BB - 14. I Miss You

479 41 1
                                    

"Bagi beberapa orang, rindu bisa datang meski tanpa pernah punya moment kebersamaan. "
-Baby Breath-

•••

‍‍‍‍‍‍‍‍‍‍‍‍‍‍‍‍‍‍‍‍‍‍‍‍‍‍‍‍Bab 15. Tolong Mengertilah

Aku duduk di pinggiran ranjang. Mamandang langit biru melalui jendela kaca. Angin bertiup pelan, masuk melalui celah pintu balkon yang tadi ku buka sedikit. Manikku kembali melirik ke kanan. Meraih benda persegi yang tergeletak di kasur. Membuka WhatsApp lalu membaca ulang pesan beberapa manit lalu.

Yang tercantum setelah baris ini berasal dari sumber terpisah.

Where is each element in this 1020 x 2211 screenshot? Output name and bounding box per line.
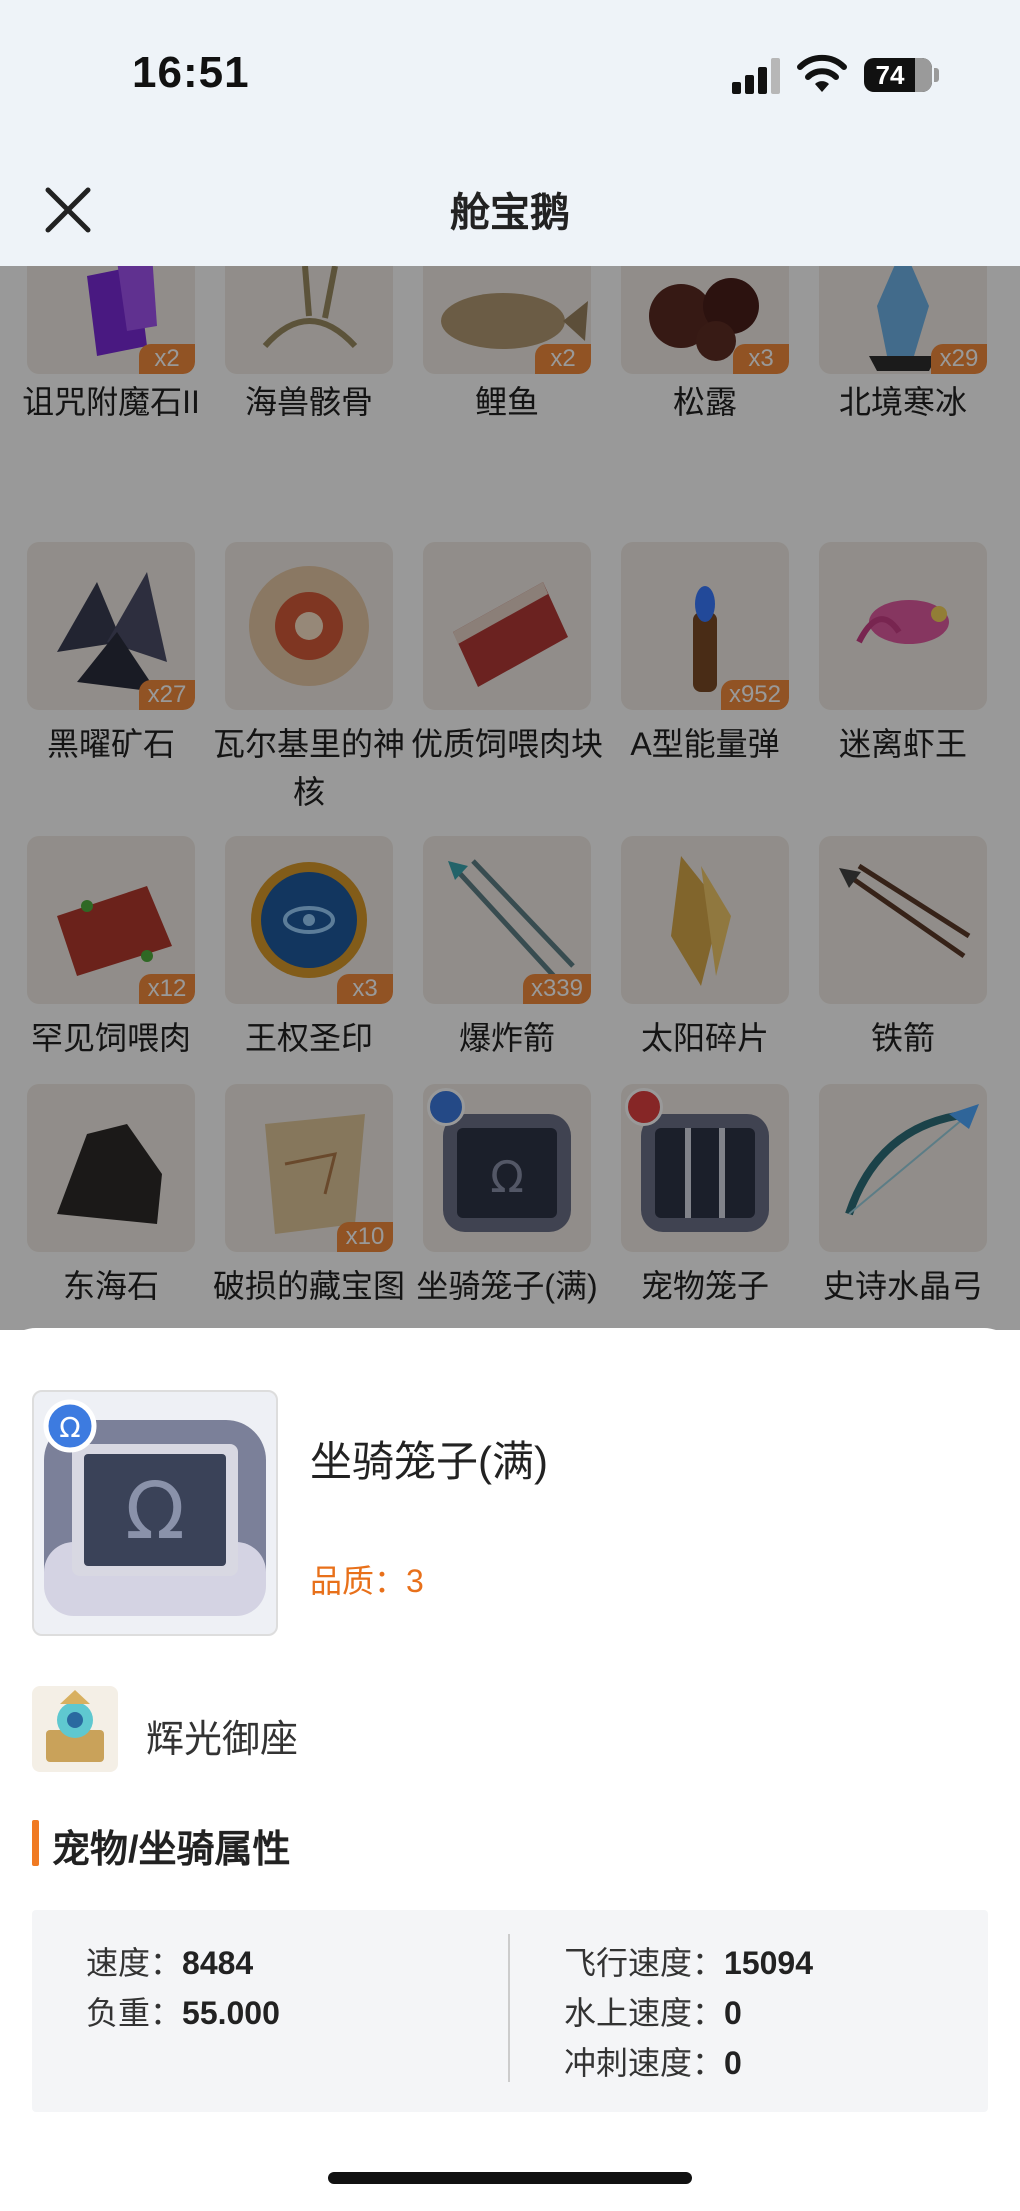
cellular-signal-icon <box>732 58 784 94</box>
page-title: 舱宝鹅 <box>450 191 570 235</box>
attr-fly-speed: 飞行速度：15094 <box>564 1938 813 1984</box>
owner-name: 辉光御座 <box>146 1719 299 1761</box>
attr-label: 负重： <box>86 1995 183 2031</box>
attr-label: 速度： <box>86 1945 183 1981</box>
home-indicator[interactable] <box>328 2172 692 2184</box>
attr-load: 负重：55.000 <box>86 1988 280 2034</box>
detail-item-image: Ω Ω <box>32 1390 278 1636</box>
attr-water-speed: 水上速度：0 <box>564 1988 742 2034</box>
attr-value: 8484 <box>182 1945 254 1981</box>
attr-value: 15094 <box>724 1945 813 1981</box>
detail-item-name: 坐骑笼子(满) <box>310 1438 548 1485</box>
status-bar: 16:51 74 <box>0 0 1020 150</box>
status-time: 16:51 <box>132 48 250 97</box>
section-accent-bar <box>32 1820 39 1866</box>
detail-item-quality: 品质：3 <box>310 1563 424 1599</box>
attr-label: 飞行速度： <box>564 1945 725 1981</box>
svg-text:Ω: Ω <box>59 1411 80 1444</box>
battery-icon: 74 <box>864 58 932 92</box>
attributes-panel: 速度：8484 负重：55.000 飞行速度：15094 水上速度：0 冲刺速度… <box>32 1910 988 2112</box>
attr-sprint-speed: 冲刺速度：0 <box>564 2038 742 2084</box>
attr-divider <box>508 1934 510 2082</box>
wifi-icon <box>797 54 847 92</box>
battery-level: 74 <box>875 60 905 90</box>
item-detail-sheet: Ω Ω 坐骑笼子(满) 品质：3 辉光御座 宠物/坐骑属性 速度：8484 负重… <box>0 1328 1020 2211</box>
svg-text:Ω: Ω <box>125 1467 185 1557</box>
modal-backdrop[interactable] <box>0 266 1020 1330</box>
throne-icon <box>32 1686 118 1772</box>
attr-value: 0 <box>724 2045 742 2081</box>
attr-value: 0 <box>724 1995 742 2031</box>
attr-label: 水上速度： <box>564 1995 725 2031</box>
section-title: 宠物/坐骑属性 <box>52 1829 291 1871</box>
attr-speed: 速度：8484 <box>86 1938 253 1984</box>
attr-label: 冲刺速度： <box>564 2045 725 2081</box>
attr-value: 55.000 <box>182 1995 280 2031</box>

Mas Yud: Nnti sore aku akan sampai di Jakarta. Tdk perlu memasak banyak². Ibu tdi menelpon, katany kita hrs segera ke rumah utk mengganti acara makan malam yg waktu itu. Kita bahas hal ini lgi setelah aku sampai di rumah.
Mas Yud: Sbentar lgi aku take off.

Memandang lagi lekat-lekat layar ponsel. Ternyata aku sudah salah mengharapkan panggilan telepon dari dia. Satu minggu sejak keberangkatannya ke Seattle. Yudha dan aku tak pernah sekali pun bertukar kabar via telpon atau skype yang dulu biasa kami lakukan. Pesan tadi juga, satu-satunya kabar yang ia berikan selama dia di Amerika.

Sejujurnya, kemarin-kemarin. Aku sangat ingin mengabarinya dulu. Namun selalu ku urungkan, takut mengganggu kerjanya.

Makan malam di rumah ibu hari itu dibatalkan. Sorenya Yudha harus terbang ke Seattle untuk menemui Klien. Dan hari ini, dia membawa kabar bahwa pertemuan itu diadakan lagi.

Terluka? Tentu saja. Mungkin karena itulah, untuk bisa mengakhiri semua luka. Aku harus segera menyelesaikan semuanya.

❊❊❊

Aku mengulum bibir, lip balm sewarna bibir sudah kugunakan. Dari pantulan cermin, aku bisa melihat punggung berbalut jas hitam Yudha. Kita sama-sama diam sejak pertengkaran tadi.

Sore hari, aku menunggu kedatangannya di ruang tamu. Tiba-tiba saja, Yudha masuk dengan seluruh amarahnya. Dia memecahankan guci di dekat pintu. Melemparkan apa saja yang ada di atas buffet. Aku bangkit dari duduk, dia cukup terkejut melihat keberadaanku dari balik sofa. Keliatannya Yudha tak menyadari keberadaanku di ruang tamu.

Aku tak tahu apa yang membuat dia kesal, tapi satu yang aku tahu. Dia tidak pernah suka ditanya "mengapa?" saat dia sedang merasa kesal.

"Mas, kamu capek. Mending kamu mandi dulu." Aku menarik koper yang ada di dekat pintu. Tangan lainnya kugunakan untuk memegang lengan Yudha.

Baru dua meter melangkah. Pria di belakangku menghempaskan tangan. Lalu dengan sedikit kasar, ia meraih dan meremas kedua bahuku. Iris coklat terang itu melebar, rahangnya mengeras, dan bibirnya terkatup rapat.

Yudha sedang marah. Padaku? Tapi aku salah apa? Aku tak melakukan apa pun yang bisa membuatnya marah.

"Dengarkan ini baik-baik. Aku tidak akan pergi makan malam. Titik." Ada penekanan di setiap suku katanya.

Ah, ternyata itu.

Aku terdiam sejenak, menggeleng samar. "Enggak bisa gitu. Kita-"

"BISA, IVY. BISA!" Yudha melepaskan tangan dari bahuku. Masih terus menatap, dia kembali berucap. "Mama terus memutuskan hal penting seenaknya. Dan kita juga bisa menolaknya."

"Kamu egois, Mas!" sergahku langsung.

"Egois, kamu bilang? Kamu tau apa yang mama putuskan? Makan malam artinya pertunangan. DAN AKU GAK BISA!"